Todo o ano eu faço meus objetivos pessoais e tento alinhar eles com o que eu quero no longo, médio e curto prazo. Nem sempre eu consigo concluir os objetivos no inicio do ano e dessa vez acabei demorando um pouco mais pra fazer mesmo, mas o importante é ter eles.

Acho digno de nota ressaltar alguns artigos que tenho visto sobre o assunto onde algumas pessoas criticam a criação de objetivos anuais e que isso gera estresse e pressão sob elas. Na minha visão é o seguinte: Se não funciona para você, não force a barra. Para mim funciona excepcionalmente bem e é uma prática que tenho tem feito por mais de 7 anos (desde que li o livro Never Eat Alone) e pretendo continuar fazendo. Além disso, é um processo evolutivo e eu me acabo me tornando melhor na criação dos objetivos, deixando-os super alinhados com a pessoa que quero ser.

Mas, dessa vez, ao invés de fazer um post falando só sobre meus objetivos quero ajudar as pessoas de alguma forma. Então vamos primeiro começar com o que não fazer.

Como não definir objetivos pessoais

Normalmente as pessoas definem objetivos amplos como “Perder 10kg” ou “Ser promovido”, “Gerar renda passiva” ou até mesmo “Aprender a tocar violão”.

Ok, não vou negar, é melhor do que nada. Porém, acredito que possuem formas mais interessantes para criar os objetivos. E agora vou mostrar como me planejei para esse ano e o que vou tentar de novidade.

Lembrando que apesar de fazer isso fazem muitos anos, sempre tento algo diferente para tentar aperfeiçoar esse “sistema” mas nem sempre dá certo.

De maneira padrão eu defino meus objetivos assim:

  1. Defino o “mantra” ou palavra do ano
  2. Divido em categorias com pesos para cada uma
  3. Coloco um objetivo mensurável
  4. Coloco ações mensais para que no final de cada mês eu me planeje para chegar mais perto dos objetivos

AJá faço assim tem alguns anos. Lembrando que tudo isso é atrelado a objetivos maiores de médio e longo prazo que eu já pré-defini.

A novidade: Pequenos hábitos

Porém, desta vez, o que quero tentar como novidade são os hábitos.

Tendo a crer que o objetivo só pelo objetivo muitas vezes torna dificil você realmente criar grandes mudanças – em especial se objetivos exigirem mudanças de hábitos. Então resolvi implementar um sistema básico de tracking de hábitos que me ajude a ter um senso maior de progresso no dia a dia para que eu alcance esses objetivos.

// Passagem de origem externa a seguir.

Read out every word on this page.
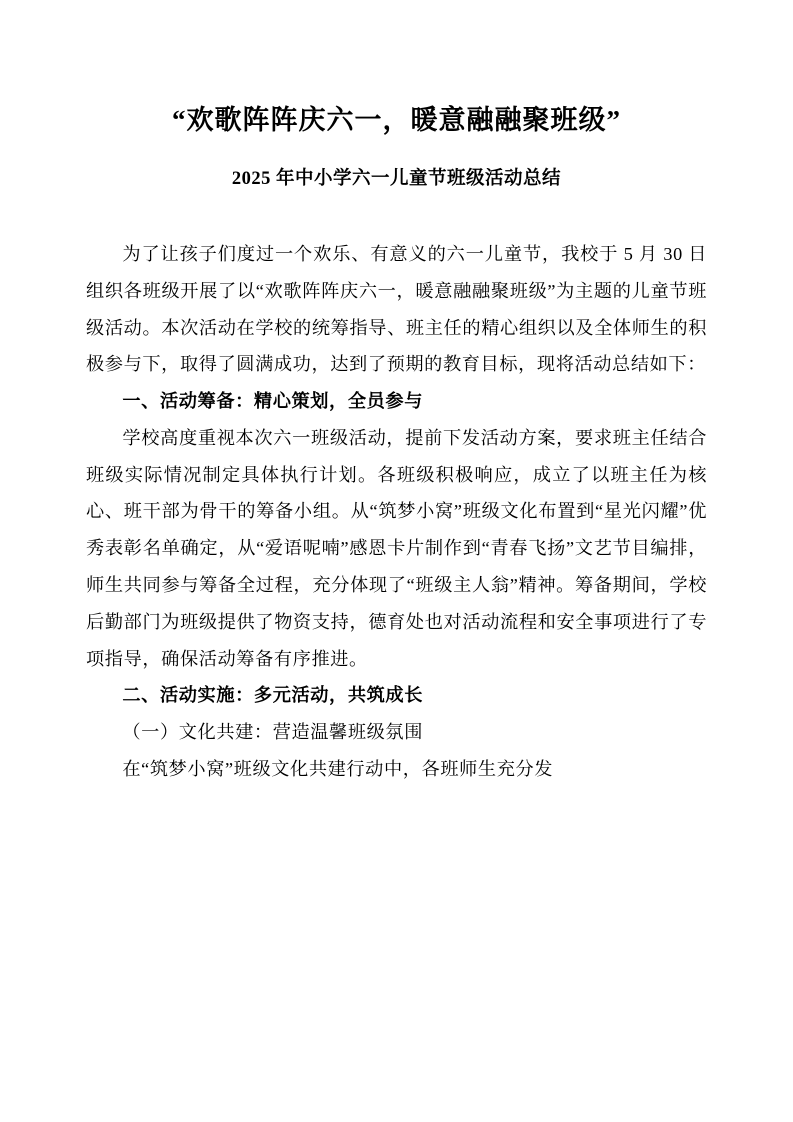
“欢歌阵阵庆六一，暖意融融聚班级”
2025 年中小学六一儿童节班级活动总结

为了让孩子们度过一个欢乐、有意义的六一儿童节，我校于 5 月 30 日组织各班级开展了以“欢歌阵阵庆六一，暖意融融聚班级”为主题的儿童节班级活动。本次活动在学校的统筹指导、班主任的精心组织以及全体师生的积极参与下，取得了圆满成功，达到了预期的教育目标，现将活动总结如下：

一、活动筹备：精心策划，全员参与

学校高度重视本次六一班级活动，提前下发活动方案，要求班主任结合班级实际情况制定具体执行计划。各班级积极响应，成立了以班主任为核心、班干部为骨干的筹备小组。从“筑梦小窝”班级文化布置到“星光闪耀”优秀表彰名单确定，从“爱语呢喃”感恩卡片制作到“青春飞扬”文艺节目编排，师生共同参与筹备全过程，充分体现了“班级主人翁”精神。筹备期间，学校后勤部门为班级提供了物资支持，德育处也对活动流程和安全事项进行了专项指导，确保活动筹备有序推进。

二、活动实施：多元活动，共筑成长

（一）文化共建：营造温馨班级氛围

在“筑梦小窝”班级文化共建行动中，各班师生充分发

Portanto defini 7 hábitos para iniciar esse teste. Não é escrito em pedra e pretendo adicionar mais e/ou remover alguns conforme eu for experimentando com esse formato. Inicialmente pretendo fazer o seguinte:

  • 🏃‍♂️Exercitar
    • Quero me exercitar quase todos os dias. Seja esporte, academia ou algo mais leve como pular corda e flexões.
  • 🥗 Comer
    • Quero comer de maneira mais saudável e resistir aos ataques de “vontade de comer merda”.
  • 📚Ler livro
    • Tenho a grande mania de ler livros pela metade e largá-los. Tenho uma série de livros não finalizados e creio que parte da culpa é disciplina e a outra parte é porque nas horas de tempo livre eu tô no Twitter ou Instagram navegando pelos feeds sendo um inútil.
  • 😴Dormir
    • Quero dormir pelo menos 6h a grande maioria dos dias esse ano.
  • 📱⛔ Na cama
    • Não quero utilizar celular na cama. Seja na hora de dormir ou quando tiver acordando. Quero acabar com esse hábito. É péssimo e me torna um grande procastinador.
  1. 📱Tempo
    • Quero reduzir meu tempo no celular. Tô experimentando uns aplicativos que fazem um tracking de screen time e devo definir uma quantidade minima de horas em breve.

    🎯 Em resumo

    Em 2021 tô focado em construir hábitos em torno do “mantra” escolhido – neste caso, ter mais disposição.

    E a verdade é que você pode fazer isso também. As etapas seriam:

  1. Foque em um ou dois mantras amplos como foco
  2. Amarre-os bem os objetivos em torno deles.
  3. Pense na criação de pequenos hábitos que possam te ajudar a alcançá-los.

Mas, por favor, não se apresse para conseguir todos os seus objetivos de uma só vez; esse é o trabalho de uma vida inteira! Vou trabalhar para estar mais disposto fisicamente e mentalmente, e o primeiro passo para isso acredito que seja reduzir meu tempo na tela e cuidar da minha saúde.

Esse ano larguei o Google Sheets (que é o local que sempre fiz meus objetivos) e estou experimentando o Notion. Ficou assim:

Objetivos em si

Parte de hábitos

Parte de acesso (hábitos mensais)

Tracking dos hábitos

 1 (verde) é feito e 0(vermelho) é não feito. A ideia é atualizar todo o dia rapidinho.

No que você vai tentar melhorar esse ano?

Pode não parecer, mas sabe aquela história de que reclamar muito torna você rabugento enquanto quem tenta ver o lado positivo das coisas tende a viver melhor? A mesma coisa se aplica aos críticos de plantão.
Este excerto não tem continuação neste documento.